His two pension funds from previous employment when combined are worth in excess of £600,000. He has a small redundancy payment but not enough to last more than six months if the expenses of working on a freelance basis are taken into account.

He has other investments including £60,000 of stock market shares, which he might have to sell to provide income in the next two years but it is not really an opportune time to sell them as the markets are fairly volatile and he is concerned they might fall.

He is also concerned that if he sells his investments he will have a Capital Gains Tax to pay and he cannot see why the Government should profit just because he is trying to raise funds to earn a living.

He speaks to his independent financial adviser who suggests that consolidation of his two existing pension schemes in to a SIPP might provide a solution.

The £600,000 pension funds are transferred to a Montpelier SIPP. The IFA says that David can phase in the retirement benefits.
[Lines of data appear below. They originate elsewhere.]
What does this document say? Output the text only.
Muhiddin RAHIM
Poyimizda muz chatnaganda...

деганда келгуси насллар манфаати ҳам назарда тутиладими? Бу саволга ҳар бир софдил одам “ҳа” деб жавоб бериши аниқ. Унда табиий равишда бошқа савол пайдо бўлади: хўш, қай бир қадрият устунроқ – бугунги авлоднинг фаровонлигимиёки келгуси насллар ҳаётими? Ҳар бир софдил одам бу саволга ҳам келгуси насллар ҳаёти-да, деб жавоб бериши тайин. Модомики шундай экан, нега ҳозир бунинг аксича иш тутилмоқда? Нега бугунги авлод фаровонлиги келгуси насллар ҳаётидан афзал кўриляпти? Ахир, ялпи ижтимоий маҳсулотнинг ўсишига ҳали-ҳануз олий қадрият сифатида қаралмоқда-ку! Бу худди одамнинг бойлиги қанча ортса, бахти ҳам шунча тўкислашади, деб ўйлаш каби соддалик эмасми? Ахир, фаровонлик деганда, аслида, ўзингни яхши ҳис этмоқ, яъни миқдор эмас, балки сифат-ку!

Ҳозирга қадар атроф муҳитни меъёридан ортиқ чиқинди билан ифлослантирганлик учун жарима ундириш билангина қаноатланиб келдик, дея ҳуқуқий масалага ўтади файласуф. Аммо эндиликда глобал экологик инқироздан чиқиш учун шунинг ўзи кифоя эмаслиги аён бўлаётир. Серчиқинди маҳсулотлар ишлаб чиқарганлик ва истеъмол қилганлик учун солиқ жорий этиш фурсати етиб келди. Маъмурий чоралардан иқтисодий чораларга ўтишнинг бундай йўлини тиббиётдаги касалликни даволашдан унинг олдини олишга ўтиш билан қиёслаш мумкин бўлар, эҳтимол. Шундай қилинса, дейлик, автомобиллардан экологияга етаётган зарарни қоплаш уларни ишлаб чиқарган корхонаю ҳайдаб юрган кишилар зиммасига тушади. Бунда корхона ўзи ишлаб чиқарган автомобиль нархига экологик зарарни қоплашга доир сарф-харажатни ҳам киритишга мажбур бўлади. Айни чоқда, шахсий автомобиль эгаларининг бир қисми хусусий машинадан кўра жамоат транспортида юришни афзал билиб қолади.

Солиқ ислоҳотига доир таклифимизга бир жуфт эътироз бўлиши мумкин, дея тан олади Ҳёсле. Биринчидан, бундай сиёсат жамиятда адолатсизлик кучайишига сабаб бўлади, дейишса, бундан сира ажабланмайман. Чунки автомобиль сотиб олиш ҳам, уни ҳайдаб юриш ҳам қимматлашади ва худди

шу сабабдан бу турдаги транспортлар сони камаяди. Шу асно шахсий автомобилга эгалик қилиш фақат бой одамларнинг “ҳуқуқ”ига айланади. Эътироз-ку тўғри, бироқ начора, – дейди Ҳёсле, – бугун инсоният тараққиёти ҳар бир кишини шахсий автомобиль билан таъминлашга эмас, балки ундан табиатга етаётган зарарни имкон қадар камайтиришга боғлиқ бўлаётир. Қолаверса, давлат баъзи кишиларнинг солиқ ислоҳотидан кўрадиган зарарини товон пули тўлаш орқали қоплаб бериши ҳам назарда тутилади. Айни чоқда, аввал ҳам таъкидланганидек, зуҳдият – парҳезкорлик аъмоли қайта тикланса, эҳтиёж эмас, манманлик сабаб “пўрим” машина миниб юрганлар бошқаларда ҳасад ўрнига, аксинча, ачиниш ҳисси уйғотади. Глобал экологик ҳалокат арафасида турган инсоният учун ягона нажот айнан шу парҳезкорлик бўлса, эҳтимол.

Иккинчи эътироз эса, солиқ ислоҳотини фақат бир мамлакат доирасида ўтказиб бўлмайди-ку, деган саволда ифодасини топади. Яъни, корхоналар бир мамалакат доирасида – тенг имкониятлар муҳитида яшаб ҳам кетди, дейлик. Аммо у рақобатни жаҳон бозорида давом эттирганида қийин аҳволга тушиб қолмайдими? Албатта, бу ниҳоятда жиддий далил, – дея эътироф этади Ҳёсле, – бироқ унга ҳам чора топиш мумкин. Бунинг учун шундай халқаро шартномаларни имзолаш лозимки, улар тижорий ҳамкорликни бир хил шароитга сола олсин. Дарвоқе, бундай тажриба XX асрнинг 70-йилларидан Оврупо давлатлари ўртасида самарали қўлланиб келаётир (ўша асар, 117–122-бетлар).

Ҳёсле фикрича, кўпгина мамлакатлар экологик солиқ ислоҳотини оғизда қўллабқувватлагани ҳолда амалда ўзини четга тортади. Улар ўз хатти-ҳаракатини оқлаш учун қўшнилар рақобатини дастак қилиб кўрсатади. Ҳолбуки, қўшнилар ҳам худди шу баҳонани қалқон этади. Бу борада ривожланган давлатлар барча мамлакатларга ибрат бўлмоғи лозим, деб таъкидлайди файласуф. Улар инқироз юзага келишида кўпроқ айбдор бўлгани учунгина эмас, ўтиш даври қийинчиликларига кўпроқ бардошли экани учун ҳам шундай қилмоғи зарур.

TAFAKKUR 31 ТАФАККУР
David can choose to take a lump sum of up to £150,000 (25% of the total fund)

He chooses to use £240,000 of his total Montpelier SIPP which provides him with a 25% pension commencement lump sum of £60,000, tax-free. David does not need to take a pension income from the remaining £180,000, which is left to grow along with the remaining SIPP fund of £360,000.

The IFA also suggests to David that once his earnings grow he might want to contribute the £60,000 shares as an in specie contribution to the SIPP which means he will get tax relief at up to 40% without having to raise liquid capital to make the contribution.